On the rising price of gasoline, Kevin Kerr commented:
"Gasoline prices continue to climb on the back of record demand, [and there are] fears that gasoline production may be severely curtailed if we don’t get refineries working at full capacity right now. That just isn’t going to happen as long as distillate demand remains high."
*** We woke up this morning and wandered out to the swimming pool. At 4AM, it was bright outside, lit by a full moon reflected on a broad, shiny ocean. Two thoughts struck us: what a beautiful place…and what morons we are.
As to the first, we hardly need to describe it. The Pacific Coast is stunning. Under a full moon, with few lights on the ground, the place must take the gods’ breath away.

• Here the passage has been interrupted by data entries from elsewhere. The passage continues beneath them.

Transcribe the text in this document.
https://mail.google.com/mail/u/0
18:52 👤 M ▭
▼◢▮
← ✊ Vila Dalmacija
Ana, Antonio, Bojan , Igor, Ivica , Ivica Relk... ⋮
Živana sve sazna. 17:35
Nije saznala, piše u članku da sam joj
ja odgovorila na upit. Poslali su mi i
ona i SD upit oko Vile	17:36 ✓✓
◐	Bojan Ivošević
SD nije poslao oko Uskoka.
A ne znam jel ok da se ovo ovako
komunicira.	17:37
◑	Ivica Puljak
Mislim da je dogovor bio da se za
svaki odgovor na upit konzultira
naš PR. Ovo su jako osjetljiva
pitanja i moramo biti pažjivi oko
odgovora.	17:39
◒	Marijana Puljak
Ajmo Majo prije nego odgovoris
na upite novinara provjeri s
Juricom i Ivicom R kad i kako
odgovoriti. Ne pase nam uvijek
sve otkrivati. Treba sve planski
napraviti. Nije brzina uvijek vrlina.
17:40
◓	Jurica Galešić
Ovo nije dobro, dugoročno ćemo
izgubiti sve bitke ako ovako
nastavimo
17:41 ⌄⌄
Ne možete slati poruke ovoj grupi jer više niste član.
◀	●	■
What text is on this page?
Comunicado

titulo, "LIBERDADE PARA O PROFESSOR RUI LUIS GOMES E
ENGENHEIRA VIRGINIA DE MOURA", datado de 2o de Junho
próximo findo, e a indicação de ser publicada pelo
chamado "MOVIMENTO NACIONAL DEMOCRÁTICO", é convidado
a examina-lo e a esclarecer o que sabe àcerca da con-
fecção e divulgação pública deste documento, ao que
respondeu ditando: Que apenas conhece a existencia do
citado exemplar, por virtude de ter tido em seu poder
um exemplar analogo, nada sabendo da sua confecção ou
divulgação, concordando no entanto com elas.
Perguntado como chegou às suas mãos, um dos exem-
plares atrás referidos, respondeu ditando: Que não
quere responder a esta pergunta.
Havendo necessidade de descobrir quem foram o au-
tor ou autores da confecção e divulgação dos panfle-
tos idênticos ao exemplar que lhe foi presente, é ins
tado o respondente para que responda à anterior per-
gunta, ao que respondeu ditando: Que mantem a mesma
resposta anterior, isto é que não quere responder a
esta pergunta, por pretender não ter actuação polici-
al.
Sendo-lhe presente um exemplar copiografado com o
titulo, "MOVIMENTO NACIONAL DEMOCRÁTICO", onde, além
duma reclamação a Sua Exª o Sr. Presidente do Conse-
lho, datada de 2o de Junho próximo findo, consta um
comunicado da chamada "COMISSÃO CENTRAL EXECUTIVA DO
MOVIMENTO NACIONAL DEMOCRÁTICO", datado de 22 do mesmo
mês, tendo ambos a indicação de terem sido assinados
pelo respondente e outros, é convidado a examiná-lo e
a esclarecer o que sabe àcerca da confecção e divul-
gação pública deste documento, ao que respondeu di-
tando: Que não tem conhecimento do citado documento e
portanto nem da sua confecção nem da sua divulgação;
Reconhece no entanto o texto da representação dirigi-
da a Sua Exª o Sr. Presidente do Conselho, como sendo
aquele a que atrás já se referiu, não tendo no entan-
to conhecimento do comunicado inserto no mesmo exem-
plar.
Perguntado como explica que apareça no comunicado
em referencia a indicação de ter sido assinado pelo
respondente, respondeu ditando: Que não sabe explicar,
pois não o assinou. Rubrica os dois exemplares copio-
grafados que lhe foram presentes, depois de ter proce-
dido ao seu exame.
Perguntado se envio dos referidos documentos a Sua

By contrast, the thought that practically collapsed our lungs was that we once owned this entire stretch of coastline – miles of it. It could have been our own, private, paradise. Instead of leaving it alone and enjoying it, however, we decided to improve it – and sell lots. The idea must have been to make money. But now we wonder what we were thinking. Why would we want to make money – if not to enjoy it? And how would we enjoy it? By being able to afford a place like this! And now we come to the realization that we have spent so much money trying to make the place attractive to buyers, we have made not a single dime on the project. And worst of all, we no longer own it! Now it is a community. We are homeowners, along with everyone else…and wondering if we should try to buy the lot next to us, for twice the price we sold it!